Я расслышал и понял только одно слово — «трюки». Тут Хоби вдруг резко поднялся — распрямился во весь свой двухметровый рост, и мне показалось, что проступила в его фигуре какая-то печальная неумолимость, призрак какого-нибудь его предка — совершающего обход полицейского, вышибалы, который сейчас возьмет и вышвырнет тебя из паба.
— Я пойду, — сказал я.
Он быстро-быстро заморгал.
— В смысле?
— Я выпишу тебе чек на всю сумму. Обналичишь только не сразу, а когда я скажу, вот и все. И клянусь, у меня никогда и в мыслях не было тебе навредить.
Привычным небрежным жестом он
— Нет, нет. Подожди здесь. Я тебе покажу кое-что.
Он встал, ушел, поскрипывая половицами, в гостиную. Не было его долго. Вернулся он с ветхим фотоальбомом в руках. Сел. Принялся его листать. И наконец, отыскав нужную страницу, протянул фотоальбом мне.

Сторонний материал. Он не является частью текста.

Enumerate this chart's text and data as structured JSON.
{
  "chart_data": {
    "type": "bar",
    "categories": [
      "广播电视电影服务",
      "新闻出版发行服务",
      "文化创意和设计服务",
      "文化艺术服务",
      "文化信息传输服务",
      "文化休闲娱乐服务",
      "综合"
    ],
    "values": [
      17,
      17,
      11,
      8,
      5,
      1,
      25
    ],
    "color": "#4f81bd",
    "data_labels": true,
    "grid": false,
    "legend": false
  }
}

— Взгляни-ка, — сказал он.
Выцветшая фотокарточка. Маленький, носатенький, похожий на птичку мальчик улыбается, сидя за фортепиано в пышно обставленной комнате времен «прекрасной эпохи»: не то чтобы парижской, совсем нет — каирской. Парные жардиньерки, много французских бронзовых статуэток, много маленьких картин. В одной — с цветами в стакане — я опознал Мане. Но тут мой взгляд замер, уцепившись за двойника куда более знакомого мне образа, парой рамок выше.
Это, конечно же, была копия. Но даже на потускневшем старинном снимке картина теплела собственным, отдельным и до странного современным светом.

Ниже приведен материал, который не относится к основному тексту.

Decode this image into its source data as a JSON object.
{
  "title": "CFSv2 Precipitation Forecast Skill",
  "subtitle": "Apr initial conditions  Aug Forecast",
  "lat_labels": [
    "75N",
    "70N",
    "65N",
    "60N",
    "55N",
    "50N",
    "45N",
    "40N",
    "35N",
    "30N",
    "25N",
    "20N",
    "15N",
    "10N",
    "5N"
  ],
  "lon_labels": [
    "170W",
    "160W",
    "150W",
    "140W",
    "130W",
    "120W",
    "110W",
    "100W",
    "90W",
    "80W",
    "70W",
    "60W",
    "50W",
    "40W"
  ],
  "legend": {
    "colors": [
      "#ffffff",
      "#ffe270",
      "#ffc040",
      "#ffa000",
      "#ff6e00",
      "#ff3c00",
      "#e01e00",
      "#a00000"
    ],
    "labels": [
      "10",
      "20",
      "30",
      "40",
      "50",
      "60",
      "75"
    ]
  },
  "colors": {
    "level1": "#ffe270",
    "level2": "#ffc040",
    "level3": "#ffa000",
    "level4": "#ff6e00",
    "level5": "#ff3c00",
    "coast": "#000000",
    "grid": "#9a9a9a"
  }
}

— Копия, — сказал Хоби. — И Мане тоже. Ничего особенного, но, — он положил руки на стол, — эти картины были огромной частью его детства, самой счастливой поры, еще до того, как он заболел — единственный ребенок, слуги его на руках носят, на него не надышатся — инжир, мандарины, балкон весь в цветущем жасмине. Ты ведь знал, что он говорил и по-арабски, и по-французски, да? И, — Хоби прижал руки к груди, постучал по губам пальцем, — он часто говорил, что великие картины и через копии можно глубоко познать, обжить даже. Даже вот у Пруста — знаменитый пассаж про то, как Одетта принимает его, будучи не совсем здоровой, она хмурится, волосы у нее неубраны, спадают на щеки прядями, кожа покрыта маленькими красноватыми пятнышками, и Сван, который до этой минуты о ней почти и не думал, влюбился в нее, потому что она выглядит точь-в-точь как девушка работы Боттичелли на слегка растрескавшейся фреске. Образ, который сам Пруст видел только на репродукциях. Оригинала, в Сикстинской капелле, он никогда не видел. И про это — весь роман, если так посмотреть, он выстроен вокруг этой сцены. Несовершенство — это отчасти то, что его и привлекает, те самые чуть одутловатые щеки у девушки на картине. Но даже не видя оригинала, Пруст сумел переосмыслить этот образ, перекроить им саму реальность, выхватить из него что-то уникальное и показать это миру. Потому что линия красоты есть линия красоты. Даже после того, как ее сто раз пропустили через ксерокс.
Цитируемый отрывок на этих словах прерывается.